Si spiega così perché tanta preoccupazione possano suscitare le ipotesi di “reddito di cittadinanza”. Lo fa la versione neoliberista con cui essa si presenta come compimento del “conservatorismo compassionevole”: riduzione drastica di spesa pubblica e tasse e rete protettiva ridotta all’osso per i deboli, come nella “imposta negativa” di Milton Friedman. Ma lo fanno anche versioni più nobili, come quella di Van Parijs, che tuttavia finiscono con l’avvalorare l’immagine di uno stato sociale “minimo”, non troppo diverso da quello “residuale” ipotizzato dalle destre, specie nelle varianti più conseguenti che suggeriscono di assorbire nel nuovo trasferimento tutti quelli esistenti (tra cui le prestazioni pensionistiche e l’indennità di invalidità civile) e di azzerare la fornitura di servizi pubblici dalla cui sospensione (parziale o totale) verrebbero tratte le risorse aggiuntive necessarie al finanziamento.
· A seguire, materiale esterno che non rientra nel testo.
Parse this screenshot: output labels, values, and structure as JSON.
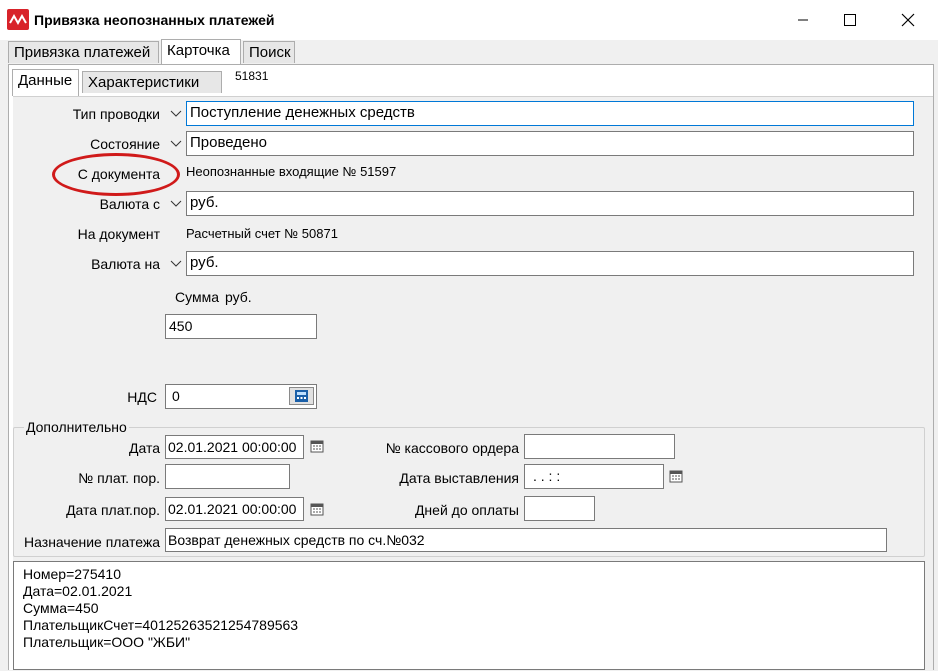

Così tali proposte, oltre a comportare costi enormi (che le rendono del tutto irrealistiche nei fatti, ma sempre devianti sul piano culturale), non danno la garanzia che l’auspicata maggiore “libertà di scegliere” non si riveli per gli svantaggiati del tutto illusoria. Esse, infatti, rischierebbero di funzionare come sanzione e cristallizzazione proprio della precarizzazione e “dualizzazione” del mercato del lavoro, non offrirebbero risposte alla drammatica femminilizzazione, territorializzazione e cronicizzazione delle condizioni di povertà – dirette conseguenze della carenza dell’offerta di servizi e di interventi correttivi qualitativamente diversificati (come un trasferimento monetario non può mai essere) –, si sostituirebbero all’attivazione di nuove strategie di inclusione sociale, le quali dovrebbero, invece, essere rivolte soprattutto a giovani e donne e articolate in politiche mirate per lavoro, formazione, condizioni abitative, reinserimento e così via.

Oggi servono proprio politiche economiche governative orientate alla “piena e buona occupazione”, politiche straordinariamente “non convenzionali” (tanto “non convenzionali” quanto lo sono le politiche monetarie di tutto il mondo, dalla Federal Reserve americana alla Bce europea, dal Regno Unito al Giappone) del tipo di quelle – esplicitamente ispirate al New Deal di Roosvelt – che Obama persegue negli Usa, volte a fare del motore pubblico il volano di un nuovo ciclo di investimenti e di generazione di lavoro. Non si tratta, infatti, solo di rilanciare la crescita, si tratta altresì di cambiarne in corso d’opera qualità e natura, ponendo le basi di un nuovo modello di sviluppo. Concretamente i campi di estrinsecazione di una progettualità di questo genere sono molteplici, dalle reti alla ristrutturazione urbanistica delle città, dalle infrastrutture alla riqualificazione del territorio, dai bisogni emergenti – attinenti all’infanzia, l’adolescenza, la non autosufficienza – al rilancio del welfare state. La creatività istituzionale del New Deal è un antecedente a cui ispirarsi, come lo sono il Piano del lavoro della Cgil del 1949 e l’antiveggente proposta di Ernesto Rossi di innestare la generalizzazione del servizio civile nella creazione di un grande “Esercito del lavoro”, facendo uscire dal dimenticatoio nobilissimi strumenti dell’eredità keynesiana, tra cui la figura del “lavoro socialmente utile”.